しかしそんなことを言うのは鉄道ファンだけで、現実には輸送力が足りずにっちもさっちもいかない状態だったというのが本当のところだったようです。
指定券や寝台券の入手は難しくダフ屋も横行、急行列車も3等(自由席)はいつも立席が出る状態で、通勤列車も必要な本数が確保できず、速度も遅く、大変な状況だったといいます。
2の写真は自宅で撮影。
3はジオラマ制作 山田 敦 様 撮影 高橋 政士 様。
他はポポンデッタ秋葉原にて。
1958(昭和33)年、東海道に早急にもうひとつ別線を建設すべしという答申が「日本国有鉄道幹線調査会」(「新幹線調査会」ではない)から出されると政府は直ちに建設を決定、計画は動き出しました。
この別線は広軌(標準軌)による在来線とは完全に独立した線路にすることとなっており、翌年から工事に着手。時速200kmで走る「夢の超特急」の実現に向け、国鉄は総力をあげて建設に当たることになりましたが、開業は5年後の東京オリンピックに合わせることとなったため、建設関係者も鉄道技術者も、夜も昼もない戦いとなりました。

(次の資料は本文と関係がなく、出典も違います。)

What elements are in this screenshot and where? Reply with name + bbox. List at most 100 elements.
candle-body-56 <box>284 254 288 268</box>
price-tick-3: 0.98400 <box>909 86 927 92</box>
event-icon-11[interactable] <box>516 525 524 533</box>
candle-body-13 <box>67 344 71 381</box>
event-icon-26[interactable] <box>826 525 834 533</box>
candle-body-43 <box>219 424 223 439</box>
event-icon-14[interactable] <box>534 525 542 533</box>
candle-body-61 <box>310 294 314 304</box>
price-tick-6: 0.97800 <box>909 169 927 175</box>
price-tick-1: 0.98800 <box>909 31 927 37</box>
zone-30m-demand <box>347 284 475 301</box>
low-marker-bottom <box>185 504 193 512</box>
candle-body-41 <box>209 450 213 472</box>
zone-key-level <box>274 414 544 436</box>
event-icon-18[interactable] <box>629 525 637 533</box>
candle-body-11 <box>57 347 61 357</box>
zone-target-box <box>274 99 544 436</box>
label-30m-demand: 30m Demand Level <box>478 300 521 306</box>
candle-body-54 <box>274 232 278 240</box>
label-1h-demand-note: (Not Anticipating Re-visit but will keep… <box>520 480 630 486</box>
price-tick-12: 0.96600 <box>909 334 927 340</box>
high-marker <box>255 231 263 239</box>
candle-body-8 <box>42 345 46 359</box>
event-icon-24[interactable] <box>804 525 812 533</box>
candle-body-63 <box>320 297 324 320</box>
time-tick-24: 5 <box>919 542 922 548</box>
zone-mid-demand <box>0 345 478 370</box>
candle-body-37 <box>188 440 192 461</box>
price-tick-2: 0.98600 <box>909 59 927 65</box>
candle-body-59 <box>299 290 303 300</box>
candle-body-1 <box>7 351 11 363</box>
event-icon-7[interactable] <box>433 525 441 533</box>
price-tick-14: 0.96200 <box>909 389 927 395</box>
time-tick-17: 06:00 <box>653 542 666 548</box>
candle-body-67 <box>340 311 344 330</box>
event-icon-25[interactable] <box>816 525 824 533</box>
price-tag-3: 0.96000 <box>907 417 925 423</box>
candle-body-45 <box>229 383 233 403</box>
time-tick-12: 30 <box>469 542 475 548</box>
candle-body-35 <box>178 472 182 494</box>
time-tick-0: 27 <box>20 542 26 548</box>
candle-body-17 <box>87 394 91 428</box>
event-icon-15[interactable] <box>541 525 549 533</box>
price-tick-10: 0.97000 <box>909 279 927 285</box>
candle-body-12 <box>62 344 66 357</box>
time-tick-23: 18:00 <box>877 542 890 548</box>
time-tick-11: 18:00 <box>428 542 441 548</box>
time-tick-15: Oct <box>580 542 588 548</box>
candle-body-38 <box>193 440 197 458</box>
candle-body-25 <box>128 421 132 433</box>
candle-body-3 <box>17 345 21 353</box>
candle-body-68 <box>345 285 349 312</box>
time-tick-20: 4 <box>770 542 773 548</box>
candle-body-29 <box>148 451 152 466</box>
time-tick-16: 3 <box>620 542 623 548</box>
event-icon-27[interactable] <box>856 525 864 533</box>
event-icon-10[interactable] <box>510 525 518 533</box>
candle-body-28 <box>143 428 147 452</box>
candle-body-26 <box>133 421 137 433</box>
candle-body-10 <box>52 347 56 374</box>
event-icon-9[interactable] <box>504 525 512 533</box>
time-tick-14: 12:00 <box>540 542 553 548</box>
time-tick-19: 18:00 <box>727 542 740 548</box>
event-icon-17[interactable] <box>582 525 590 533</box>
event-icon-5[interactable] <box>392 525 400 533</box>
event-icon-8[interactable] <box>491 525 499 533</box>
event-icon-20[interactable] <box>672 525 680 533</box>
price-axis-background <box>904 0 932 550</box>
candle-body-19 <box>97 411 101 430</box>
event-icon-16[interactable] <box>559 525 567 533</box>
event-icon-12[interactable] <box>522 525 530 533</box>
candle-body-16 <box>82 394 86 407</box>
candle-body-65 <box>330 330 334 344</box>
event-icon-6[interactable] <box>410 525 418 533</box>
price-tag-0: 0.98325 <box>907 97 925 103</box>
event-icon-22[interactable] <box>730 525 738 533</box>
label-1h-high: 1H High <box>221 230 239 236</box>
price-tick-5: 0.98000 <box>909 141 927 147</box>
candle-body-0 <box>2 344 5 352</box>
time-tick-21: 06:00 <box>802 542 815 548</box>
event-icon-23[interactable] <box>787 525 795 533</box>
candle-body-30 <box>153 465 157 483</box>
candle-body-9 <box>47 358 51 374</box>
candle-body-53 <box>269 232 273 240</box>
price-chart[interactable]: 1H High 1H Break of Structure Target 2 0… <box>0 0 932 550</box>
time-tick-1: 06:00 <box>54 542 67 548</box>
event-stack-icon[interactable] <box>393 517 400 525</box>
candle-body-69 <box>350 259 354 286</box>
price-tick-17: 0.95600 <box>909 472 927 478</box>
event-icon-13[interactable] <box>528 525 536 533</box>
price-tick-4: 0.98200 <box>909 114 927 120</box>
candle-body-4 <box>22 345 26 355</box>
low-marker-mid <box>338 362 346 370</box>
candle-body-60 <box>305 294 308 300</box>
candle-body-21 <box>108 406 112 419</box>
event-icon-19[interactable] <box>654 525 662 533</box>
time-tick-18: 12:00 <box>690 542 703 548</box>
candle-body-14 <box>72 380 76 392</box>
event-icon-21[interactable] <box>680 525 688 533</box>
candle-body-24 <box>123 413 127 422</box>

しかしこの「広軌別線」の決定が出るまでには、紆余曲折がありました。
まず、国鉄で高速電車の開発に当たっていた 島 秀雄ですが、実はこのずっと前に一度国鉄を退職しています。
1951(昭和26)年に起こった「桜木町事故」の責任をとる形で、国鉄を去っていたのです。
桜木町事故は架線工事の現場に電車が突っ込み、パンタグラフが垂れ下がっていた架線を引っかけて発火、列車火災となり死者106名を出すという事故でした。
通電したままで作業を行っていた上に電車が入ってきたのですから、作業手順に重大な問題があったわけですが、この事故の原因はその他様々な要因が絡むものだったため、組織内で責任のなすり合いとなってしまいました。また、当時はまだ電気運転に否定的な技術者も少なくなく
「だからいわんこっちゃない。電気運転はやはり危険なんだよ」
といったことを口にする人もあったそうです。
すっかり嫌気がさした秀雄は表向き「ロクサン型設計の責任をとって」という形で退職することにしたのです。
国鉄退職後、彼は住友金属に移り、研究を続けていました。
そして民間企業の厳しさを目の当たりにし、やはり「新幹線は近い将来必ず必要になる」と確信していたのです。
ところが1955(昭和30)年、秀雄は国鉄に呼び戻されます。
と、いうのも当時国鉄総裁に就任した十河(そごう)信二は、かつて後藤新平や、秀雄の父安次郎と「鉄道広軌化」を目指して共に戦った人物で、「東海道の別線は広軌(標準軌)の高速鉄道にしたい」と考えていたからです。彼は秀雄を技師長の座に据えました。
こうして体制は整いましたが、「新幹線」が「広軌による高速鉄道」というスタイルに落ちつくには、まだ時間が必要でした。
当時はまだ在来線と互換性のある「狭軌の線増」や「狭軌による高速別線」というアイディアを支持する意見も多く、さらには「欧米では鉄道は斜陽化している。そんなものより大規模な高速道路を作って来るべきクルマ社会に備えるべき」という意見もあったためです。
少しずつ自動車も増え始めました。